I grew up in a tiny little box.
This tiny little box served me fairly well for about two decades. It taught me ideas about things like a Creator God and a Savior Jesus. It taught me that my actions matter. It taught me the words faith and hope and love. I like these things. I have held on to these things.
For almost two decades I believed that my tiny little box was the universe. I believed that my paradigm was the universe’s paradigm.
And then real life began to happen. Life that unraveled me and made me question and rethink everything. As I did I noticed that gradually, sitting in my tiny little box became less and less comfortable.
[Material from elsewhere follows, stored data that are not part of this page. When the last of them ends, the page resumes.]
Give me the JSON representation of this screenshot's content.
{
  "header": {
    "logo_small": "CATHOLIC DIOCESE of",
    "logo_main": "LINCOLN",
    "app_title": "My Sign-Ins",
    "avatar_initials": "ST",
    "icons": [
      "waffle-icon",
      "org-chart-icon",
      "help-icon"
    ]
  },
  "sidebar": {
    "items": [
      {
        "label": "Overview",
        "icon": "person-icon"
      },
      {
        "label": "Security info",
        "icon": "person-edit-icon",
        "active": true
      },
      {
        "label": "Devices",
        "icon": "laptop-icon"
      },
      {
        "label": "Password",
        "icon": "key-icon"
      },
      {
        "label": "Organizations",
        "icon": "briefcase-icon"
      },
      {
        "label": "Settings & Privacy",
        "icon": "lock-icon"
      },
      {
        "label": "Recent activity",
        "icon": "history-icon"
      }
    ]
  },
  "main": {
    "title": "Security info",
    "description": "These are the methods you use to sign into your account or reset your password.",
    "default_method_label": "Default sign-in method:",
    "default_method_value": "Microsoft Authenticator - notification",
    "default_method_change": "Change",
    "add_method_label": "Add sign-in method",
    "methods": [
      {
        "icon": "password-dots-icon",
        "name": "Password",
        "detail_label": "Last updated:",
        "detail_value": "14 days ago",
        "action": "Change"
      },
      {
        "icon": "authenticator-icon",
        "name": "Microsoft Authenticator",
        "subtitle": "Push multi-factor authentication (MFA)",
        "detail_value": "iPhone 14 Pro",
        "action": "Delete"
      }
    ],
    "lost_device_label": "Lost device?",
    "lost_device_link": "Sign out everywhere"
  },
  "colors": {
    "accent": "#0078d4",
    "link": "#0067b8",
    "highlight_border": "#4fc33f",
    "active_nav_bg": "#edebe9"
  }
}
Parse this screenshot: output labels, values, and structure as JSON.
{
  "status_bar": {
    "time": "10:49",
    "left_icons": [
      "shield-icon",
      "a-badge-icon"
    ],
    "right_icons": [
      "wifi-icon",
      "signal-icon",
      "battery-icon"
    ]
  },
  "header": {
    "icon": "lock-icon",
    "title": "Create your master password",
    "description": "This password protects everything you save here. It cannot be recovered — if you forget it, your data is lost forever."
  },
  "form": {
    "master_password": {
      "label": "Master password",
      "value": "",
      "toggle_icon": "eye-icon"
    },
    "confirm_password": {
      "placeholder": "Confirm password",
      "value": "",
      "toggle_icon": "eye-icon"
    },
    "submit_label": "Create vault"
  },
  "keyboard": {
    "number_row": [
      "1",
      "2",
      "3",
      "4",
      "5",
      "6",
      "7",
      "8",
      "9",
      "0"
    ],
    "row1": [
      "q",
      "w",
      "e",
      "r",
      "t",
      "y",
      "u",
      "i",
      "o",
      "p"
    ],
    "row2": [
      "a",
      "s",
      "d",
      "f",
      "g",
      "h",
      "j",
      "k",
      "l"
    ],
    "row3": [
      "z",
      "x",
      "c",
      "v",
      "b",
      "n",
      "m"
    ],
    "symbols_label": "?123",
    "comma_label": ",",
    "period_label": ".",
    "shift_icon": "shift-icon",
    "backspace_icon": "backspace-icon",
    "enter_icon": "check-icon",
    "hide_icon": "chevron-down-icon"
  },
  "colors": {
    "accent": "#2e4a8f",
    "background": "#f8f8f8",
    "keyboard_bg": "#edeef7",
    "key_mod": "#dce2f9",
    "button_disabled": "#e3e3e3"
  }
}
Life happened and people happened and stories happened and one day I looked around and realized that now I had things that didn’t fit into my tiny little box anymore. Soon I began thinking, “Where am I going to put these things?? It is so cramped in here! How am I going to stay in here if I can’t fit all of my things in here?”
Those were my first moments of realizing that the box even existed. And once I discovered the box existed, I quickly learned that there was a whole lot of space outside of the box, something I had never before considered.
I imagine the moment a baby leaves his mother’s womb and enters the great big world, feels a lot like I felt in those first moments of peering outside my box. “It’s scary out there! It’s so big and bright and noisy! It is not warm and dark and cozy and safe.”
But just as an infant cannot stay in his mother’s womb forever, I could not stay inside my box.
Its been over ten years now and
occasionally I have found myself trying to climb back inside. For a moment I will find myself believing that I am safer inside walls that are so small they touch every side of me. But this is only because I am still learning to live outside my box. Maybe I always will be.
I am still learning to live inside humility instead of arrogance.
Still learning to live with more questions than answers.
Still learning to choose compassion instead of judgement, freedom rather than fear, believing in place of “knowing”, faith in the absence of certainty.
Still getting comfortable in a world that is rainbow colored instead of black and white.
Sometimes I miss my box. But then I remember that I am small while He is big, I exist in time and space while He is everlasting. I have been called to a life of love, omniscience is not my burden to bear.
And that remembering allows me to exhale, to snuggle down into freedom and cuddle up to the relief of not having to have everything figured out.
This relief gives me the energy for grace. And kindness. And compassion.
And though I have found that grace is more of a mountain top, with sweeping views and breathtaking heights, steep hills and gusty winds, I will dwell here gladly. It is a beautiful, beautiful place to be.